THE VIRGINIAN-PILOT Copyright (c) 1995, Landmark Communications, Inc. DATE: Wednesday, August 30, 1995 TAG: 9508300563 SECTION: LOCAL PAGE: B1 EDITION: NORTH CAROLINA SOURCE: BY ANNE SAITA, STAFF WRITER DATELINE: ELIZABETH CITY LENGTH: Medium: 59 lines
William E. ``Billy'' Smith and his girlfriend had spent the evening at a high school prom and were headed to a beach house in Creswell in the early hours of May 15, 1994.
Then tragedy struck.
As Smith drove along U.S. 17 into Elizabeth City, his brand-new Ford Mustang hit another car, which burst into flames. Two young sisters strapped into the rear seats were killed.
``I honestly didn't know what I'd hit,'' Smith, 21, said Tuesday during the first day of testimony in the manslaughter trial of the girls' mother, Jeannette Collier Johnson.
Johnson, 33, is charged with involuntarily killing Erika Morgan Johnson, 6, and Saralisa Danielle Johnson, 9. She also is accused of operating a motor vehicle while impaired and parking her vehicle on the five-lane highway, causing the crash.

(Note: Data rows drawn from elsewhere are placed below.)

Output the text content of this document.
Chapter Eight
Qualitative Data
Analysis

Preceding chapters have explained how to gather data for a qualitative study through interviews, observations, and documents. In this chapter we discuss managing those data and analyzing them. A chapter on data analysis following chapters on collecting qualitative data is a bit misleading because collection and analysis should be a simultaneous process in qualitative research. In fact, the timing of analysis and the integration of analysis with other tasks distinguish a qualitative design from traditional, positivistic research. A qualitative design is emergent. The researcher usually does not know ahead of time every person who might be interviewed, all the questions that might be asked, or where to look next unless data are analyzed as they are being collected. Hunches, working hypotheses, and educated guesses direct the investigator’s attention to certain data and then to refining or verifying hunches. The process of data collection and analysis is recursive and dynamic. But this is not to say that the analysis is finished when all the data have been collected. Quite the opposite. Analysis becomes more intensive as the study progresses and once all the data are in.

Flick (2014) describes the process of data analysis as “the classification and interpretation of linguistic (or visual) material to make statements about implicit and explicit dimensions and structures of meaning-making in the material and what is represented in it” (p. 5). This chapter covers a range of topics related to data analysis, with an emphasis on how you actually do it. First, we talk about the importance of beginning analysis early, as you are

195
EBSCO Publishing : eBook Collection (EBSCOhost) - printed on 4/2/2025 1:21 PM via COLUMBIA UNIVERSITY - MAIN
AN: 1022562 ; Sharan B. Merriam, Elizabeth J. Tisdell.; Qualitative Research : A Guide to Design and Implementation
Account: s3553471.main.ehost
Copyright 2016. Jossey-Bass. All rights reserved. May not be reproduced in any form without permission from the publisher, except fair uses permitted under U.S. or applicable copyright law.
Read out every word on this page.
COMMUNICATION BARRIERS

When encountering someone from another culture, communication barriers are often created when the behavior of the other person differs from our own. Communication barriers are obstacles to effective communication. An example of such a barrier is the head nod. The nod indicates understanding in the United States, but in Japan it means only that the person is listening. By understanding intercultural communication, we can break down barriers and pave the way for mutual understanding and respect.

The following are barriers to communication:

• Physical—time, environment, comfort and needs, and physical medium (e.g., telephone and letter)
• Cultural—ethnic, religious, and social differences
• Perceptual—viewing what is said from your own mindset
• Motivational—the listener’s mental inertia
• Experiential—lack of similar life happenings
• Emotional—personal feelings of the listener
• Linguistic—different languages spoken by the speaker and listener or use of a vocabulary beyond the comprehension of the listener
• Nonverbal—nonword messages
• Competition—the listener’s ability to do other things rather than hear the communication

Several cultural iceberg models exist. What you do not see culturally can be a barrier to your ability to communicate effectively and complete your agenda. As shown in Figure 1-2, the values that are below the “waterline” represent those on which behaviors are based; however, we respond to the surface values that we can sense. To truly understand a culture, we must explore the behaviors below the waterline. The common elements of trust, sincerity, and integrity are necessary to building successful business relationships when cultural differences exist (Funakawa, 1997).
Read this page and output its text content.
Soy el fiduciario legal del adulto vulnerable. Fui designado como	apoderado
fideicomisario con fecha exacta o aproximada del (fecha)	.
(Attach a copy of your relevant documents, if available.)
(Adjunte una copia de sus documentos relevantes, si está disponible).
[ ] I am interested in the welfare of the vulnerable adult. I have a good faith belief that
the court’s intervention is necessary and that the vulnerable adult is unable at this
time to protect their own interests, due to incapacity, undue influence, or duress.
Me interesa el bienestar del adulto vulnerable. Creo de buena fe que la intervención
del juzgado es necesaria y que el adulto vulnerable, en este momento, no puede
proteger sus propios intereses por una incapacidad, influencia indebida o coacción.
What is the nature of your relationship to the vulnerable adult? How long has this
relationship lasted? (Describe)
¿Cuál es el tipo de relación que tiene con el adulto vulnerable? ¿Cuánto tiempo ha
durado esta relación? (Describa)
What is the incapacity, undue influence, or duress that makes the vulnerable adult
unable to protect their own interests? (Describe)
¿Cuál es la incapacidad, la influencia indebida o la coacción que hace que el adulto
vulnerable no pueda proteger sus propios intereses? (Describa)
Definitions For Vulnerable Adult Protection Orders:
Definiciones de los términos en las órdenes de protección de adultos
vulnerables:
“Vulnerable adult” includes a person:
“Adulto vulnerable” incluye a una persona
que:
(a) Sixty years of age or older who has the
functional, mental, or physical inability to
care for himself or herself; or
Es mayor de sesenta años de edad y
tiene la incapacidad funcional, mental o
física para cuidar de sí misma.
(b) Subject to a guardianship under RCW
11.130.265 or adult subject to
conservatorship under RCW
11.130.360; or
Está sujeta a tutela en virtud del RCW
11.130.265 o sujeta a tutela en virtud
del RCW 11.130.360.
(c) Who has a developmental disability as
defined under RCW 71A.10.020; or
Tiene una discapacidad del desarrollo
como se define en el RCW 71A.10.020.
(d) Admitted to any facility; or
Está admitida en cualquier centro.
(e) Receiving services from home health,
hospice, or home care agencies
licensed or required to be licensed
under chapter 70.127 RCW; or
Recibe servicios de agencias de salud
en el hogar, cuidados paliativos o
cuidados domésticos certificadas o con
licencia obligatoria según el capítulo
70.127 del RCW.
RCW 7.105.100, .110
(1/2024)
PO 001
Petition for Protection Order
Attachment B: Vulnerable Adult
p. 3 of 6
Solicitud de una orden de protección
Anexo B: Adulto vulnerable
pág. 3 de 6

Testimony Tuesday in Pasquotank County Superior Court indicated Smith was driving south on U.S. 17 when his car struck Johnson's 1984 Chrysler New Yorker.
Smith, who works at the Ford Motor Co. plant in Norfolk, and Laura Jean Bersticker, 19, had been to Bersticker's senior prom at the Norfolk Marriott earlier in the evening.
The couple had stopped at Smith's house in South Mills and were heading to Washington County when the crash occurred around 1:20 a.m. in front of the Pine Lakes Country Club just outside Elizabeth City.
Bersticker said she was asleep when the cars collided and awoke when the car bounced around after almost flipping over. A police report indicated that she suffered a broken ankle.
Smith said he had not consumed any alcoholic beverages that evening and had just turned off his car's cruise control, which was set at about 60 mph, as he approached a 45 mph zone.
``I was just driving and all of the sudden we had an impact,'' Smith said. After the couple got out of their car, Smith heard a woman screaming that her babies were on fire.
Smith rushed to the New Yorker, about 10 feet away, and tried to reach the trapped children, both students at Northside Elementary School. He began to cry Tuesday as he recounted his failed attempt to rescue them before the car exploded.
``What he found was a terrible sight, and he's still trying to deal with that today,'' said Robert Trivette, first judicial assistant district attorney, in an opening statement earlier.
Johnson's attorney, Charles Busby of Edenton, asked a jury of five women and seven men to consider whether his client was criminally responsible for deaths.
``If you don't have a working definition of `tragic,' you will have one after this case,'' Busby said.